Hoje é uma data em que fico com minha sensibilidade aguçada. Voltam-me as lembranças de um sábado, 18 de junho de 1977. Morávamos em Duas Pontes, hoje Zortea. Cedo, tomei o ônibus para Capinzal. Fui à casa de meus pais, no Ouro, para ver como estavam as condições da debilitada saúde de meu pai. Um abraço em minha mãe, a busca pelo meu querido pai no quarto deles. Lá, ele enrolado nas cobertas, em sua cama, magro. Tínhamos o mesmo tamanho, mesma altura, mesmo peso. Porém, naquele dia, ele tinha chegado ao fundo do poço. Estava magro, acabado, o olhar muito fundo, e profundo. Frágil. Somente conseguia ingerir líquidos. O CA de estômago, esôfago e duodeno tinha acabado com ele.

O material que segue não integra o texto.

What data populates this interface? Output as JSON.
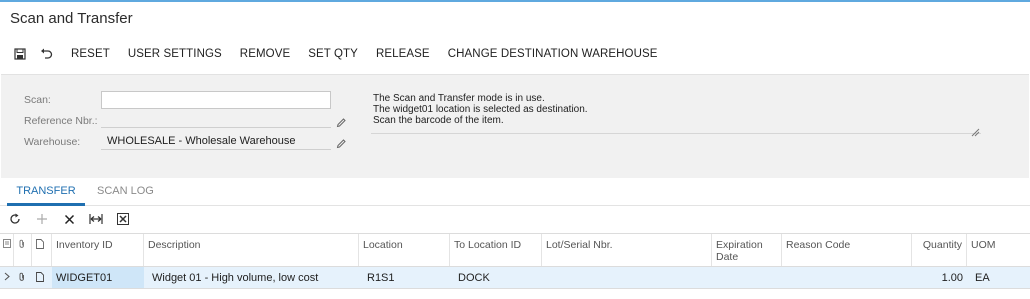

Fiquei lá umas duas horas, conversamos. Poucas vezes tínhamos parado para conversar em 5 anos. Eu saíra para estudar e nas vezes que nos vimos falávamos de meus estudos, ele me contava sobre seu tempo de Seminário no São Camilo, em São Paulo, onde chegou a cursar Filosofia. Era uma pessoa muito culta, lia muito. Descrevia-me lugares em que nunca tinha estado como se tivesse morado lá por muitos anos. Falava de Veneza, de Roma, do Rio de Janeiro. Conhecia cada detalhe das cidades, dos países. Falava dos rios, das areias das dunas. Nas viagens, trazia-nos areia branca dentro de garrafinhas de refrigerantes, e pedaços de minerais e pedras em vidros de conservas. Para nós e para seus alunos. Falava das guerras, das revoluções, de Napoleão Bonaparte, Marco Polo, de Sócrates, Platão e Aristóteles. De Churchill, de Benito Mussolini. Mas, naquele sábado, apenas relatou-me sobre a situação de nosso sobrado, onde já morava, mas que faltava colocar concreto na laje da garagem, averbar a casa no INPS da época. Parece que estava a me passar recados e recomendações. Mesmo sabendo de sua condição difícil, ele fazia de conta que estava bem, poupava-nos de sofrer. E nós fazíamos o mesmo, para que ele não sofresse.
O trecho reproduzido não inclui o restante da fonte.